Un mouvement de soutien inconditionnel à l’armée

Ofer Rosenbaum est le fondateur du mouvement «Front Civique», qui a réalisé la chanson et la vidéo. Cette organisation, qui milite essentiellement via la création de contenus en ligne, se donne pour but de «rétablir la confiance des Israéliens envers leur système de sécurité», et de faire en sorte que «[Tsahal] puisse agir librement durant la guerre de Gaza». «Les objectifs de cette guerre, sa durée et ses méthodes d’opération [doivent] être subordonnés uniquement à la sécurité et aux besoins politiques de l’Etat d’Israël, sans prendre en considération des facteurs étrangers», estime ce mouvement, qui se dit «apolitique». Il déclare sur son site que «le Hamas est un mouvement nazi» et qu’à ce titre, «il doit être assujetti», tout comme ses complices, aux «lois qui ont permis de traduire en justice les nazis».

Interrogé par CheckNews sur le but de la vidéo ainsi que sur les paroles de la chanson, le mouvement n’a pas encore donné suite à notre sollicitation.

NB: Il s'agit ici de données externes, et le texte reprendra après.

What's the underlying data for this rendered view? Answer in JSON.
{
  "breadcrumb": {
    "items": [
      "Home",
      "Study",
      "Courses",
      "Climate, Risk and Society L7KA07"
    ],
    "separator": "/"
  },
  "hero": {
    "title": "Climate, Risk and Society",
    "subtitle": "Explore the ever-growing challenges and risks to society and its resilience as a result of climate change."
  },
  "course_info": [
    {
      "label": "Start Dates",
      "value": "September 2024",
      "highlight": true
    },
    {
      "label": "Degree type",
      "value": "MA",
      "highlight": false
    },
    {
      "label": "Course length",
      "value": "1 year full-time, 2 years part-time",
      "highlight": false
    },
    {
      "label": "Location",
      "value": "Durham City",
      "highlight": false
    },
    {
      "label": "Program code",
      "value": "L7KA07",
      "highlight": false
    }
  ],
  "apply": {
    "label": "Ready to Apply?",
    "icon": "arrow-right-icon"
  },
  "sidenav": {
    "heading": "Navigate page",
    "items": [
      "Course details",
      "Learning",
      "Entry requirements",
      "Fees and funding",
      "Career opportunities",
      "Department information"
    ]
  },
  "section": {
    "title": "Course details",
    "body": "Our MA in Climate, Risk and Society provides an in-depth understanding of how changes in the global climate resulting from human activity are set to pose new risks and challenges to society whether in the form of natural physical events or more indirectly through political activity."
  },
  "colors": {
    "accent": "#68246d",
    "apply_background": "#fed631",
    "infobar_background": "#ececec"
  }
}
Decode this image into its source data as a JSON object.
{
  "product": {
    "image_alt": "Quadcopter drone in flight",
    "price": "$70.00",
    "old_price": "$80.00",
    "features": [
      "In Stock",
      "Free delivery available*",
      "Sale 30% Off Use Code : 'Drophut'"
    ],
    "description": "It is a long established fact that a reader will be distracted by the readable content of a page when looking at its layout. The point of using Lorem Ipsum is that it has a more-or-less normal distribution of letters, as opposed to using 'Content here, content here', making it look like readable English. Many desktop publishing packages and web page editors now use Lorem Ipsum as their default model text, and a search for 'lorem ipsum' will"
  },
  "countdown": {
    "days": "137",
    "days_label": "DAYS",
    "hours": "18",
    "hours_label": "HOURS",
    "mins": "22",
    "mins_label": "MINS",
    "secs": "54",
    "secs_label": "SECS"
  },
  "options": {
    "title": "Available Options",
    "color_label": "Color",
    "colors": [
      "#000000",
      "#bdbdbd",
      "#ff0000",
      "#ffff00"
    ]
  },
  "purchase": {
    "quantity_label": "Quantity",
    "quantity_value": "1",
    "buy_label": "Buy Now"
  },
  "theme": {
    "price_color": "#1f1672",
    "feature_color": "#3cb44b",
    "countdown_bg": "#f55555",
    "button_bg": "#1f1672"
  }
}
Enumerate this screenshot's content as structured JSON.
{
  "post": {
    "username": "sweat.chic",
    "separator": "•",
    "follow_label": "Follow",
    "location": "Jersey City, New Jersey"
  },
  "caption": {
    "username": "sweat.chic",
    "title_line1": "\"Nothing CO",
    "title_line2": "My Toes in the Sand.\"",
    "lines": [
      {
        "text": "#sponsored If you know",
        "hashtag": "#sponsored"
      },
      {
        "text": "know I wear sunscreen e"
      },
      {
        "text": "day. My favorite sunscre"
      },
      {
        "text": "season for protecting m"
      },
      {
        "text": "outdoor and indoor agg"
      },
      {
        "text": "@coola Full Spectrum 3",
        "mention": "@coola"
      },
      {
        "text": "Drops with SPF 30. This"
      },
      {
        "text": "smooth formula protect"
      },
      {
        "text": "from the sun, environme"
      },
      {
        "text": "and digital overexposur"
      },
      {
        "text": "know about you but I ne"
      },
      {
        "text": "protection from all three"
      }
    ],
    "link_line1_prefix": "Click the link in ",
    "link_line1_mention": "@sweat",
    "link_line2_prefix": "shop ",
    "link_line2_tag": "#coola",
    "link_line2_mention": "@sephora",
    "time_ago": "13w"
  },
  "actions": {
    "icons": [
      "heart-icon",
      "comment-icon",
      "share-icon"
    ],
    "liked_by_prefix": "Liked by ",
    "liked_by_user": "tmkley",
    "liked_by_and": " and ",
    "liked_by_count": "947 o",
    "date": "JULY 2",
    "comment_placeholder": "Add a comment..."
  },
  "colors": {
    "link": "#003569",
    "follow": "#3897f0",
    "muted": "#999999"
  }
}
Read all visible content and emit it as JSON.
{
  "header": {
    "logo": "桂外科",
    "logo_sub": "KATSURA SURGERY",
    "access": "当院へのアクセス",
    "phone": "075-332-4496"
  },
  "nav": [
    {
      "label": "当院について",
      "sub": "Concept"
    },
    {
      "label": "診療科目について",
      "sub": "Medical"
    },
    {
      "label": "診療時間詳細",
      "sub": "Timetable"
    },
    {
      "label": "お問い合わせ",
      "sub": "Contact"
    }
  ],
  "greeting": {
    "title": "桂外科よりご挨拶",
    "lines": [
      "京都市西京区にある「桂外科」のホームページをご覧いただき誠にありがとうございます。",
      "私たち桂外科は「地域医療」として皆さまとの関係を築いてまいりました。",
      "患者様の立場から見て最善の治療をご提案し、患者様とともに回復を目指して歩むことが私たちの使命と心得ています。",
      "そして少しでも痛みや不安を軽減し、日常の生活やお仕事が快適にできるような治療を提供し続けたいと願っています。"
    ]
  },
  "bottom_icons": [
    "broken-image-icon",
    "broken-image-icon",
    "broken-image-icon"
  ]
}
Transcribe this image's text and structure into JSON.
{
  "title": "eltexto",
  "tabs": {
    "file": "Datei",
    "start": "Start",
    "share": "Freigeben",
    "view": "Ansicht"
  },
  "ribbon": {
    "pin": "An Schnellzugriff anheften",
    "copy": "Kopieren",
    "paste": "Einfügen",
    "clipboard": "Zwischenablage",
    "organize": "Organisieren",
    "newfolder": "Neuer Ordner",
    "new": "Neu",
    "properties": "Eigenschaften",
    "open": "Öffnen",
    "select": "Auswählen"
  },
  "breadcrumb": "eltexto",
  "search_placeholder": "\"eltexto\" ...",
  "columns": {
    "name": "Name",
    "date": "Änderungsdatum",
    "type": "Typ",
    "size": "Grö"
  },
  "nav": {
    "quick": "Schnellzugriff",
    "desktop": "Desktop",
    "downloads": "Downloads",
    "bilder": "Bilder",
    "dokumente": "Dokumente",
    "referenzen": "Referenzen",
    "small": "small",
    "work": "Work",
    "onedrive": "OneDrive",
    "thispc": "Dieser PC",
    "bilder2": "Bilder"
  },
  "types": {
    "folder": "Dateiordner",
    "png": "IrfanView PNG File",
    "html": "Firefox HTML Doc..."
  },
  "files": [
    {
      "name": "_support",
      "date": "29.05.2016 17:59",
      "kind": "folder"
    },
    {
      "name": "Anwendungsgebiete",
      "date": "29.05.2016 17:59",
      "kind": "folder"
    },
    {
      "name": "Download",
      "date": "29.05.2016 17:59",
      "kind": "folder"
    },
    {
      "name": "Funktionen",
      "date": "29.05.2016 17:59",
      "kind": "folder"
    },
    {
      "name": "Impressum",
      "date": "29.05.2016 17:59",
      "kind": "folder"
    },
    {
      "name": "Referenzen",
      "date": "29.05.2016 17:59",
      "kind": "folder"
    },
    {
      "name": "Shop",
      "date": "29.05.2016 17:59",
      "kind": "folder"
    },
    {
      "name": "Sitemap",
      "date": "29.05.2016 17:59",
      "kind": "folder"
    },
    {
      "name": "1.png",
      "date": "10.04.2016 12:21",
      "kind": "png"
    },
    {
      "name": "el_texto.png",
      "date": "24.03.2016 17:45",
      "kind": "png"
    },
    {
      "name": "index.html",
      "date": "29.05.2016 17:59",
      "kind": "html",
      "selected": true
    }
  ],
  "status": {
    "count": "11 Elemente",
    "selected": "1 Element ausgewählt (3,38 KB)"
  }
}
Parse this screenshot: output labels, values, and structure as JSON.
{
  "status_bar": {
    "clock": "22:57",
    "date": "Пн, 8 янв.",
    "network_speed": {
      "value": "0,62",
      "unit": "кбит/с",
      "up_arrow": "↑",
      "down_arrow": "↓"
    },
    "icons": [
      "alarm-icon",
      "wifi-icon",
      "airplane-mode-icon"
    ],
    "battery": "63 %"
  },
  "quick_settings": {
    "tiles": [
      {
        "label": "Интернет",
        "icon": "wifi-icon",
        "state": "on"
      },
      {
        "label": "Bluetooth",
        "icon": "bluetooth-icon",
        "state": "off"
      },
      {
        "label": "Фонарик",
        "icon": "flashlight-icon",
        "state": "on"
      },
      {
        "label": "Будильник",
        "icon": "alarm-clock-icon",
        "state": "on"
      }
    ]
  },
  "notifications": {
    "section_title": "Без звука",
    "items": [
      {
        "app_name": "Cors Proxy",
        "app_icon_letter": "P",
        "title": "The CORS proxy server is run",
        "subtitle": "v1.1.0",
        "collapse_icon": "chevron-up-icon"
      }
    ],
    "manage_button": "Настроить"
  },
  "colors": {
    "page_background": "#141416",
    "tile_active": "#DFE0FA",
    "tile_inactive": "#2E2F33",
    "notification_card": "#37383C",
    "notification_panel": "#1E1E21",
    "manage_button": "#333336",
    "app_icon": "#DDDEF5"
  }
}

Après sa publication par «Front Civique», la vidéo polémique de ce chant d’enfants a ensuite été reprise par plusieurs médias, comme la chaîne d’info i24News ou Jewish Press, mais aussi par la télévision publique israélienne, dans un tweet et un article sur son site web Kan News. Ces derniers ont depuis été supprimés. Contactés, ni Kan News ni son journaliste n’ont donné suite à notre demande.